Once Phil started telling Carrie about his slips right after they'd happen, it changed the addiction for him. It robbed the addiction of its potency. Shame is such an intense emotion. Keeping our behavior a secret seems to just supercharge the whole struggle emotionally. Opening up to Carrie seemed to release some of that energy, the way a ground wire discharges electrical energy into the ground, neutralizing what otherwise might have been a dangerous charge.

Another thing happened for Phil over time as he got in the habit of being real with Carrie about his struggles. He finally felt like he had support in the midst of his worst moments. I told him early on, "You're a decent guy. You're one of the good guys. You deserve to have the support of the most important person in your life. There's no reason a guy like you should have to face such a gnarly struggle on your own."

It was a surprise for Carrie to see just how bad these periods were for Phil once he started conveying his true struggle to her. Since he'd never shared with her what was really in his heart and soul when things were bad with his addiction, Carrie had become convinced that he enjoyed it more than she now realized he did.
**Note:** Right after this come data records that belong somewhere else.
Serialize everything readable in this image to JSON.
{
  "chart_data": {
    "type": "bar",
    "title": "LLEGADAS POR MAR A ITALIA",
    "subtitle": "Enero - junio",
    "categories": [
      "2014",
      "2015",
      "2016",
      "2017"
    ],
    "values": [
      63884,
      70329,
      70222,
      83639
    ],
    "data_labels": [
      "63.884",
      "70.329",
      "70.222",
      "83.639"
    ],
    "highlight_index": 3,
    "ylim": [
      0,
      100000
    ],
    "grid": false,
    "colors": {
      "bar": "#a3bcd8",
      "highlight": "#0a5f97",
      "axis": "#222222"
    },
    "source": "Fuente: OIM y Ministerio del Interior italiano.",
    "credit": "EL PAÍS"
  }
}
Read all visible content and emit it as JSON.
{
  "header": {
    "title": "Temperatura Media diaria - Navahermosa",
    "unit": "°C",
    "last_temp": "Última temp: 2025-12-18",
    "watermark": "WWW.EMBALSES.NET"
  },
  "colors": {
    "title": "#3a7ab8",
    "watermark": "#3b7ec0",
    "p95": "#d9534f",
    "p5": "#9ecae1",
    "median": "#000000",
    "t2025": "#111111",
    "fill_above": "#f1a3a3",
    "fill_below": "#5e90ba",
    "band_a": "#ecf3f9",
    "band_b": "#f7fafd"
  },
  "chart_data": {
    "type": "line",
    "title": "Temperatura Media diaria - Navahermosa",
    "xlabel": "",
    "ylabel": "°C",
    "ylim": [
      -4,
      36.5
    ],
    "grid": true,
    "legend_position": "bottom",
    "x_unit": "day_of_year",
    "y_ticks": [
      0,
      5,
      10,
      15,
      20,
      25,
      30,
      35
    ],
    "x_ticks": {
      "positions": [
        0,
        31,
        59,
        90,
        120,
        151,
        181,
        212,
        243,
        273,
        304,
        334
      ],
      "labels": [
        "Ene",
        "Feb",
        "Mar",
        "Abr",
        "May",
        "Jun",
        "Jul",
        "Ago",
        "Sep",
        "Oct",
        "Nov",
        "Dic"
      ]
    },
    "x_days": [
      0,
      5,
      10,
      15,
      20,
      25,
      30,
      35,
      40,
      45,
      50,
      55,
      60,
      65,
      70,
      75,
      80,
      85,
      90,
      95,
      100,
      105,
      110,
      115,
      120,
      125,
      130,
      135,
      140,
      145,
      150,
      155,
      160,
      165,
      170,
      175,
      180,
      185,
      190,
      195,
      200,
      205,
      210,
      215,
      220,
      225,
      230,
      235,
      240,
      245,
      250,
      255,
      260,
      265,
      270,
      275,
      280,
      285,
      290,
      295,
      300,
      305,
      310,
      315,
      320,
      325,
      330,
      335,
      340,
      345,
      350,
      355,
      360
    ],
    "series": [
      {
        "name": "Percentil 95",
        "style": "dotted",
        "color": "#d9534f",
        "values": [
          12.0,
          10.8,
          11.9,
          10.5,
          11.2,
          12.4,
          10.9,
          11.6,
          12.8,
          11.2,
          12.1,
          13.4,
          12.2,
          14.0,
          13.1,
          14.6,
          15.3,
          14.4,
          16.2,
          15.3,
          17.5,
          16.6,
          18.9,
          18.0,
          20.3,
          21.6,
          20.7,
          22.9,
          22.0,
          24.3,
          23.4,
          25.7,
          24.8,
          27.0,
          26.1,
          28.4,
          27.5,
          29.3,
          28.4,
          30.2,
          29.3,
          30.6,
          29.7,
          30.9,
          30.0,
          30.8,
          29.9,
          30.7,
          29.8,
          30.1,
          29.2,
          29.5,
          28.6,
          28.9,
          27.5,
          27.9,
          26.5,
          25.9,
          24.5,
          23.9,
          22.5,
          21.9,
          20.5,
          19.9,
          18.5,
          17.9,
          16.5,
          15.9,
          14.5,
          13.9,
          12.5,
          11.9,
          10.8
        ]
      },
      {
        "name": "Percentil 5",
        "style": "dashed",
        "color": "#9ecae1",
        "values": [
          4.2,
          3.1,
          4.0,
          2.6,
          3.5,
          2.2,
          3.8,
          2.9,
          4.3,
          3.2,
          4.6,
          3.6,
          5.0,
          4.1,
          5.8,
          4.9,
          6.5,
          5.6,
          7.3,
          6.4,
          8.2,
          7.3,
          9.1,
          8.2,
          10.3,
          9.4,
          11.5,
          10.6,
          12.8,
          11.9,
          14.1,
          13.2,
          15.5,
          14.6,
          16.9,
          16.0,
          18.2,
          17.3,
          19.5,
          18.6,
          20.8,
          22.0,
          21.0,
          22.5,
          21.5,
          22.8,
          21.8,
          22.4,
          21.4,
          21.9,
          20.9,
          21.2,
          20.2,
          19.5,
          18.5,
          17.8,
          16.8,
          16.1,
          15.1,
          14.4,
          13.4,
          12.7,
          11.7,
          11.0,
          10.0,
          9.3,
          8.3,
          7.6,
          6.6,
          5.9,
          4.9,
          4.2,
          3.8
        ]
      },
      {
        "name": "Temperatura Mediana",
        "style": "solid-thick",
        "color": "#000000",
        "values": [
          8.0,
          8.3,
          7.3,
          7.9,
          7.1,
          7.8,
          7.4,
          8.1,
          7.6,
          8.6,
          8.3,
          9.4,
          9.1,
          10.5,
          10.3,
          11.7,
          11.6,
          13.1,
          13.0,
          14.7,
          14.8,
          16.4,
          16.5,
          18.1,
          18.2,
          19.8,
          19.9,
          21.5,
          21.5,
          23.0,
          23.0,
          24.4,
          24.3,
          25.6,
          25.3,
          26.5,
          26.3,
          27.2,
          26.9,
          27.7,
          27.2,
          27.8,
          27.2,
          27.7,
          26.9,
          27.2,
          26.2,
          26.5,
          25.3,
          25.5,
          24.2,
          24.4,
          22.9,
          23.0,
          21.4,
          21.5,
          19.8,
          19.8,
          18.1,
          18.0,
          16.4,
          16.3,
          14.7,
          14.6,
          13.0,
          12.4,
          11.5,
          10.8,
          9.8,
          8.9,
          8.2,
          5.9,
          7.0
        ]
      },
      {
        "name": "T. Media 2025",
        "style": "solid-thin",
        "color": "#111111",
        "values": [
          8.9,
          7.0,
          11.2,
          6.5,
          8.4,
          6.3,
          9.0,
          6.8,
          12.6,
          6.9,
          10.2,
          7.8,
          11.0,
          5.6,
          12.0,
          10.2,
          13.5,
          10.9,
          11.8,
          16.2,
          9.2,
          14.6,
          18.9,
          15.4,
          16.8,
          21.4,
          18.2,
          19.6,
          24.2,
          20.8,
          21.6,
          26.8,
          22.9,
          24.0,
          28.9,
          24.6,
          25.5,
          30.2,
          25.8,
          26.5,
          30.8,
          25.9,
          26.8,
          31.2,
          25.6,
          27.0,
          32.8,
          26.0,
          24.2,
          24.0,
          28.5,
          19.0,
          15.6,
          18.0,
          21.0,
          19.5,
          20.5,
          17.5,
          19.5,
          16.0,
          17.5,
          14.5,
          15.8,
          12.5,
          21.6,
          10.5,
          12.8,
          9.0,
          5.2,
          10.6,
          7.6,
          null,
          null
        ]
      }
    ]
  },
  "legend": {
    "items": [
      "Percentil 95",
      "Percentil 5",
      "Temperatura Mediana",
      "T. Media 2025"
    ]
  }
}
She thought acting out sexually was a light-hearted thing he engaged in, something that he wanted to keep from her so that he wouldn't have to give it up. Seeing his angst and turmoil firsthand convinced her otherwise. He was less the bad guy in her eyes.

I'll mention one final benefit for Phil. Porn keeps us hooked, in part, because it's been paired repeatedly with the pleasure of sexual fantasy and masturbation. The frontal cortex of the brain, which processes our values and priorities and goals, is trying to keep us away from porn. However, that's not the part of the brain that is in charge in the heat of tempting moments. Rather, one the most primitive parts of the brain, a part we have in common with the reptiles, takes over at the controls at such moments. That reflexive part of the brain responds not to reasoning, but to conditioning. If what immediately follows a behavior is pleasure, that part of our brain wants to go back to it again and again. If what immediately follows a behavior is aversive, it will go to great lengths to prevent that outcome in the future. Just like we don't scold a puppy for wetting on the carpet three months ago because it would never connect the discomfort with the behavior, telling my wife three months after I had a problem with porn doesn't make smut less attractive to me tomorrow. However, if I disclose to her right away, the primal core of my brain starts making the link. After that, the bloom is off the rose of acting out sexually. If I know that I'll open up and do it right away, then the idea that no one has to know about this just doesn't hold water any more, even in the tunnel vision kind of focus we go into when we're craving.

What are the benefits for you of working together with your spouse? How has it been different than struggling on your own and trying to keep your ups and downs a secret?